Big Analytics Roundup (October 12, 2015)
Dell and Silver Lake Partners announce plans to buy EMC for $67 billion, a transaction that is a big deal in the tech world, and mildly interesting for analytics. Dell acquired StatSoft in 2014,but nothing before or since suggests that Dell knows how to position and sell analytics. StatSoft is lost inside Dell, and will be even more lost inside Dell/EMC.
EMC acquired Greenplum in 2010; at the time, GP was a credible competitor to Netezza, Aster and Vertica. It turns out, however, that EMC’s superstar sales reps, accustomed to pushing storage boxes, struggled to sell analytic appliances. Moreover, with the leading data warehouse appliances vertically integrated with hardware vendors, Greenplum was out there in the middle of nowhere peddling an appliance that isn’t really an appliance.
EMC shifted the Greenplum assets to its Pivotal Software unit, which subsequently open sourced the software it could not sell and exited the Hadoop distribution business under the ODP fig leaf. Alpine Data Labs, which used to be tied to Greenplum like bears to honey, figured out a year ago that it could not depend on Greenplum for growth, and has diversified its platform support.
What’s left of Pivotal Software is a consulting business, which is fine — all of the big tech companies have consulting arms. But I doubt that the software assets — Greenplum, Hawq and MADLib — have legs.
In other news, the Apache Software Foundation announces three interesting software releases:
- Apache Accumulo: Release 1.6.4, a maintenance release.

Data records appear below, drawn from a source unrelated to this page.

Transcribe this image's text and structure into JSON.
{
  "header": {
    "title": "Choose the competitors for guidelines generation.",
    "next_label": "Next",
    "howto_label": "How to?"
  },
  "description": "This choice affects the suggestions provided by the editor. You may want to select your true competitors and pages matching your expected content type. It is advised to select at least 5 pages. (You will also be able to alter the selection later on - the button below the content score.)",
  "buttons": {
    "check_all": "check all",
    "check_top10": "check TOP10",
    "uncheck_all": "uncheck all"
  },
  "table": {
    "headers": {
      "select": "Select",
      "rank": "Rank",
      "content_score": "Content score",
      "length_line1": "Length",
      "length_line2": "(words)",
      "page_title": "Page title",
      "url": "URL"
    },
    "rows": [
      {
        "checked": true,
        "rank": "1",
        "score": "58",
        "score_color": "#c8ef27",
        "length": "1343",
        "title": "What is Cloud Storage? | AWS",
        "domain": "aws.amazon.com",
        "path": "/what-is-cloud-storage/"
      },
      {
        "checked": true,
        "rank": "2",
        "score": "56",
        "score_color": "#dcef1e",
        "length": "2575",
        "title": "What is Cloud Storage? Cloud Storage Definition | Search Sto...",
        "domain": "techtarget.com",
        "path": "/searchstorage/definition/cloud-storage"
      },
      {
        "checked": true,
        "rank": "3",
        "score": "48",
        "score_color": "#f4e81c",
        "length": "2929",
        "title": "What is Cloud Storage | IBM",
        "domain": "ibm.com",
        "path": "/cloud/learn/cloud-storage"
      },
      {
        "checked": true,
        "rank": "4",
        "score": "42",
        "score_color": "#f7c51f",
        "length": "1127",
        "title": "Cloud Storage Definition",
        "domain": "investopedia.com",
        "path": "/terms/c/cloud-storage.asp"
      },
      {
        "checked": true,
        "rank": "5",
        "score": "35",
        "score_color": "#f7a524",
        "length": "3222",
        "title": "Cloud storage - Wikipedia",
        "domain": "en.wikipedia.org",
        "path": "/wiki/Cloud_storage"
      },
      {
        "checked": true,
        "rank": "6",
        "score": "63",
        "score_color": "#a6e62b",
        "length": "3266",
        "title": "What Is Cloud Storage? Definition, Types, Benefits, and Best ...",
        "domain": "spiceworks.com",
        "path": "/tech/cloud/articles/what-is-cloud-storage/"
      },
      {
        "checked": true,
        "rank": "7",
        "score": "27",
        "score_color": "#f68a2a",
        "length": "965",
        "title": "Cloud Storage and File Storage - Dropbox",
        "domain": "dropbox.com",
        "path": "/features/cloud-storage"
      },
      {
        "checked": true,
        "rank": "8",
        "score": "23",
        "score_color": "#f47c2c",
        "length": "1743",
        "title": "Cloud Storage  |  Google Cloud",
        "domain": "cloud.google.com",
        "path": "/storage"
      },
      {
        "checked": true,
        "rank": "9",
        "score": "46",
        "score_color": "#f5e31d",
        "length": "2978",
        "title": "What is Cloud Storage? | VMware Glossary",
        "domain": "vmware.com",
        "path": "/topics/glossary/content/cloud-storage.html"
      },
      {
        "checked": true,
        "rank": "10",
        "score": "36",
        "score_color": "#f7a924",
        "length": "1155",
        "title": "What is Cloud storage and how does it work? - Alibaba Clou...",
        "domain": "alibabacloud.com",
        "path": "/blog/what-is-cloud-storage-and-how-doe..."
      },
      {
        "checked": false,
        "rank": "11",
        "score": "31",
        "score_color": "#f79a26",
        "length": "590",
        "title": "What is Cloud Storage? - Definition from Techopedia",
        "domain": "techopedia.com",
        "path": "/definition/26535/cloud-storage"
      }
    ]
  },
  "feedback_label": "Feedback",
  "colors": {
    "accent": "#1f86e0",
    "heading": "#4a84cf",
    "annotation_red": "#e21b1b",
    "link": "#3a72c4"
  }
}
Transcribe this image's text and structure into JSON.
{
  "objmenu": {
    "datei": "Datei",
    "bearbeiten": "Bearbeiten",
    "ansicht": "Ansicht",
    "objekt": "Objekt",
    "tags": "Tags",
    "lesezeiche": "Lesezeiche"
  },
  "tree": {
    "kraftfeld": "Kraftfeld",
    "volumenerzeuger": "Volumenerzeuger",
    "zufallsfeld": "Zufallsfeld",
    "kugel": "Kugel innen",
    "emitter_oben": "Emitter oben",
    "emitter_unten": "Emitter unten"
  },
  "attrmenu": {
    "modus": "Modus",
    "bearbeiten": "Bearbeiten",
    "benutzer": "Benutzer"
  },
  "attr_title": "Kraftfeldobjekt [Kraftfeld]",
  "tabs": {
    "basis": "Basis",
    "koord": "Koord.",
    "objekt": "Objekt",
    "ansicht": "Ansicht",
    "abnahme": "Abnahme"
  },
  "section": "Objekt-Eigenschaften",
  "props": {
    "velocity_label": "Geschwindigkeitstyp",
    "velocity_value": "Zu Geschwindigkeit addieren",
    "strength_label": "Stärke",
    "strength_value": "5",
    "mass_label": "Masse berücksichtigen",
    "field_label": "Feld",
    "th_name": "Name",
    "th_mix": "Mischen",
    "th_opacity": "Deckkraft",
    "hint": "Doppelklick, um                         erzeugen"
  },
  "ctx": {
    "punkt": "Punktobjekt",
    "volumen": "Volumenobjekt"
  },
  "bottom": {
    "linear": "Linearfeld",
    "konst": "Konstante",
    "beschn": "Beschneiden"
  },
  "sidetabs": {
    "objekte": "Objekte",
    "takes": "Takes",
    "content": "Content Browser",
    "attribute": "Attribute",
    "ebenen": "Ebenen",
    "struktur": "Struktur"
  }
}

- Apache Ignite: Release 1.4.0, a feature release with SSL and log4j2 support, faster JDBC driver implementation and more.
- Apache Kafka: Release 0.8.2.2, a maintenance release.
On the MapR blog, Jim Scott takes a “Spark is a fighter jet” metaphor and flies it until the wings fall off.
Dave Ramel summarizes a paper he thinks is too long for you to read. That paper, here, written by scientists affiliated with IBM and several universities, reports on detailed performance tests for MapReduce and Spark across four different workloads. As I noted in a separate blog post, Ramel’s comment that the paper “calls into question” Spark’s record-setting performance on GraySort is wrong.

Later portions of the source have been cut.